Em vídeo exibido no Conexão Repórter de 2011, Dilma segura lenço com a mão esquerda quando diz que nunca participou da luta armada na ditadura Foto: Reprodução
No vídeo editado, momento em que Dilma Rousseff segura lenço com a mão esquerda coincide com as palavras "luta armada" Foto: Reprodução

O vídeo completo do Conexão Repórter daquele dia não está disponível no canal do programa no YouTube. Porém, foi disponibilizado por uma outra conta com o nome da novela Amor e Revolução, exibida pelo SBT na mesma época e que tratava do tema da ditadura. O áudio não está sincronizado com a imagem, mas o trecho específico da declaração de Dilma aparece nesta outra publicação, que mostra imagens do programa de reportagens.

Corte no vídeo engana quem assiste

As imagens do vídeo com a declaração editada não têm uma boa qualidade, o que dificulta a percepção de um corte na fala. No entanto, é perceptível um corte entre o momento em que Dilma enxuga o rosto com o lenço branco e diz “eu, particularmente”, e quando ela completa “tive uma participação armada”.

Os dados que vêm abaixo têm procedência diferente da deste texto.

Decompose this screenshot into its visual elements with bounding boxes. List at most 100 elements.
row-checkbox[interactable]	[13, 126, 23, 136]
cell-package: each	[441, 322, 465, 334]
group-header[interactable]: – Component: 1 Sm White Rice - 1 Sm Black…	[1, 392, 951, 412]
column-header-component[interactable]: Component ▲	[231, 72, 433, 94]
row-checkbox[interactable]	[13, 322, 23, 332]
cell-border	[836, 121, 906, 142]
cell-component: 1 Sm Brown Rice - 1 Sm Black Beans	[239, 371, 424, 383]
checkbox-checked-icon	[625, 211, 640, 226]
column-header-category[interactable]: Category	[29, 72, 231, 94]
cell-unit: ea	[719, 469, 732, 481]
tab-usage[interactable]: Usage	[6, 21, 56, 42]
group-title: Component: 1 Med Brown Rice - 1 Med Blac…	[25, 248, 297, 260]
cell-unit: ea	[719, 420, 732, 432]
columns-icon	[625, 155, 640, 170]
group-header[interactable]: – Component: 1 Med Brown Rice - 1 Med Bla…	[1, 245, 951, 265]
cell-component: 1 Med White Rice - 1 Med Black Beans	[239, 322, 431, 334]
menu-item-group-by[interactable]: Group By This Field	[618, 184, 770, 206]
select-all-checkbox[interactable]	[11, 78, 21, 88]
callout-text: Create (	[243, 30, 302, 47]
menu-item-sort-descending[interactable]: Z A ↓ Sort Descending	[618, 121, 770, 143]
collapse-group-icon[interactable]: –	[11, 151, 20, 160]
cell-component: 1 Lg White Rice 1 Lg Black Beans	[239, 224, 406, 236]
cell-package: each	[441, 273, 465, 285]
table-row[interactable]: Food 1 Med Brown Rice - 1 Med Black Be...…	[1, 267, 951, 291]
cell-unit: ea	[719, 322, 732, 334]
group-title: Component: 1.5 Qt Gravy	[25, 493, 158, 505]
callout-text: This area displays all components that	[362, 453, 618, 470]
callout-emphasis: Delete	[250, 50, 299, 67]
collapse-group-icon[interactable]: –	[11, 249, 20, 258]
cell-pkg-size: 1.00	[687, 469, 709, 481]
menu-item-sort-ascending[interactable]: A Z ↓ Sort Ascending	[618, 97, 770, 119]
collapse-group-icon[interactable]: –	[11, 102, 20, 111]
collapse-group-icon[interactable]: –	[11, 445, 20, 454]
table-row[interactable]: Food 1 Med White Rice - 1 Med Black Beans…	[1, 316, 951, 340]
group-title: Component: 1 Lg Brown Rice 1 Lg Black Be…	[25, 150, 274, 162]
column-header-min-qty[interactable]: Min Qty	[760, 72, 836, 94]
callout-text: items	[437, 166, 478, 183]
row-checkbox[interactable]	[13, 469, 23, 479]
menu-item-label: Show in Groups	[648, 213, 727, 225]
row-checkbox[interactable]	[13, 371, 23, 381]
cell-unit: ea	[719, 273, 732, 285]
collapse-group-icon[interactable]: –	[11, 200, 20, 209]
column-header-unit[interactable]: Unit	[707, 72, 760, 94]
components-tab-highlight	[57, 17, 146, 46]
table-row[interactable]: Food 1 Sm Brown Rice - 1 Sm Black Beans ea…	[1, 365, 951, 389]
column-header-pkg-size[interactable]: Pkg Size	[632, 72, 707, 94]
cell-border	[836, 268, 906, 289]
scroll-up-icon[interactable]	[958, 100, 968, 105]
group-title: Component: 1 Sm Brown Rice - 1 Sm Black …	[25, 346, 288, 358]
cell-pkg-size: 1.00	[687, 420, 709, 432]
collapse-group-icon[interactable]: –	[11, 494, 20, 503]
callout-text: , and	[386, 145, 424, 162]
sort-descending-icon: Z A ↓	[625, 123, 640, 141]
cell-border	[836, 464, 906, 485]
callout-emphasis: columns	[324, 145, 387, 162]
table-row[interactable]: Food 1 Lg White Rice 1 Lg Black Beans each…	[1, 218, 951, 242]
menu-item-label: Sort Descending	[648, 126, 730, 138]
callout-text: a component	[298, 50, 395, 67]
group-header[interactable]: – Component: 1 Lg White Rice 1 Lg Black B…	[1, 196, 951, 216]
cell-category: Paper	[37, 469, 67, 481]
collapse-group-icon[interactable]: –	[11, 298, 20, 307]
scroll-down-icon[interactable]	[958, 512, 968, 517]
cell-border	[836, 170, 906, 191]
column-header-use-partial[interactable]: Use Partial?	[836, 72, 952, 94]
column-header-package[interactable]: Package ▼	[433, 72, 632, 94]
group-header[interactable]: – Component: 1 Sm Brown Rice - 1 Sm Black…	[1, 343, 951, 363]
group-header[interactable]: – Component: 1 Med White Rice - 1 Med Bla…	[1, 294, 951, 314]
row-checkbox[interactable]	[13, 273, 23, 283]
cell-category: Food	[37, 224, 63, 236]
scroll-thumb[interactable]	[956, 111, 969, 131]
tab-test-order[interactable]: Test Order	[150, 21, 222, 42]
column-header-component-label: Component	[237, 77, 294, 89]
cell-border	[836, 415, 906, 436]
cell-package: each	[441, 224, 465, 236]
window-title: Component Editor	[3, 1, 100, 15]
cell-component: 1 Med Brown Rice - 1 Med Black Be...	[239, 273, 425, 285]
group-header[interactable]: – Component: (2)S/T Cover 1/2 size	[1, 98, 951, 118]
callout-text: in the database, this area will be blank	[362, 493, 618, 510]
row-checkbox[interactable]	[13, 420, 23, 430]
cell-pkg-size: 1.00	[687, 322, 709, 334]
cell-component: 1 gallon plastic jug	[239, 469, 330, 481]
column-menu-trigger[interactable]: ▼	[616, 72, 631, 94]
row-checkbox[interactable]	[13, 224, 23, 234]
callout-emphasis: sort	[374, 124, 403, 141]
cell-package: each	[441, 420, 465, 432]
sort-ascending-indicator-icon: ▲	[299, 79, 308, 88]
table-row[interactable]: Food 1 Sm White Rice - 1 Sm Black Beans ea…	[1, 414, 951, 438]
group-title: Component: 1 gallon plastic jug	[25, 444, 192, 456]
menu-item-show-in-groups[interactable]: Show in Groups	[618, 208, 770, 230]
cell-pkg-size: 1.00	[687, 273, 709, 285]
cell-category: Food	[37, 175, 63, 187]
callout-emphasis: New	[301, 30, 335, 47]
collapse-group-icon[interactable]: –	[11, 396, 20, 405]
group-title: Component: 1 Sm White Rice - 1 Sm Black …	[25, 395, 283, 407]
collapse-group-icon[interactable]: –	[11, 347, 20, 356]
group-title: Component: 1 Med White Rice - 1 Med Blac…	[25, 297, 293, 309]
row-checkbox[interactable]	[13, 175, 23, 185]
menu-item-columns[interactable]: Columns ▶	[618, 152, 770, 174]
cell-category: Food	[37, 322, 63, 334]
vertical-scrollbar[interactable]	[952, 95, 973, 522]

Outro indício de montagem é que, no vídeo investigado, Dilma aparece enxugando o rosto com o lenço branco antes de falar sobre luta armada. O vídeo usado pela reportagem do SBT não mostra essa imagem, e sim ela limpando as mãos com o lenço antes de depositá-lo na mesa. Isso indica que ela enxugou o rosto em outro momento, possivelmente alguns instantes antes de limpar as mãos e deixar o tecido sobre a mesa.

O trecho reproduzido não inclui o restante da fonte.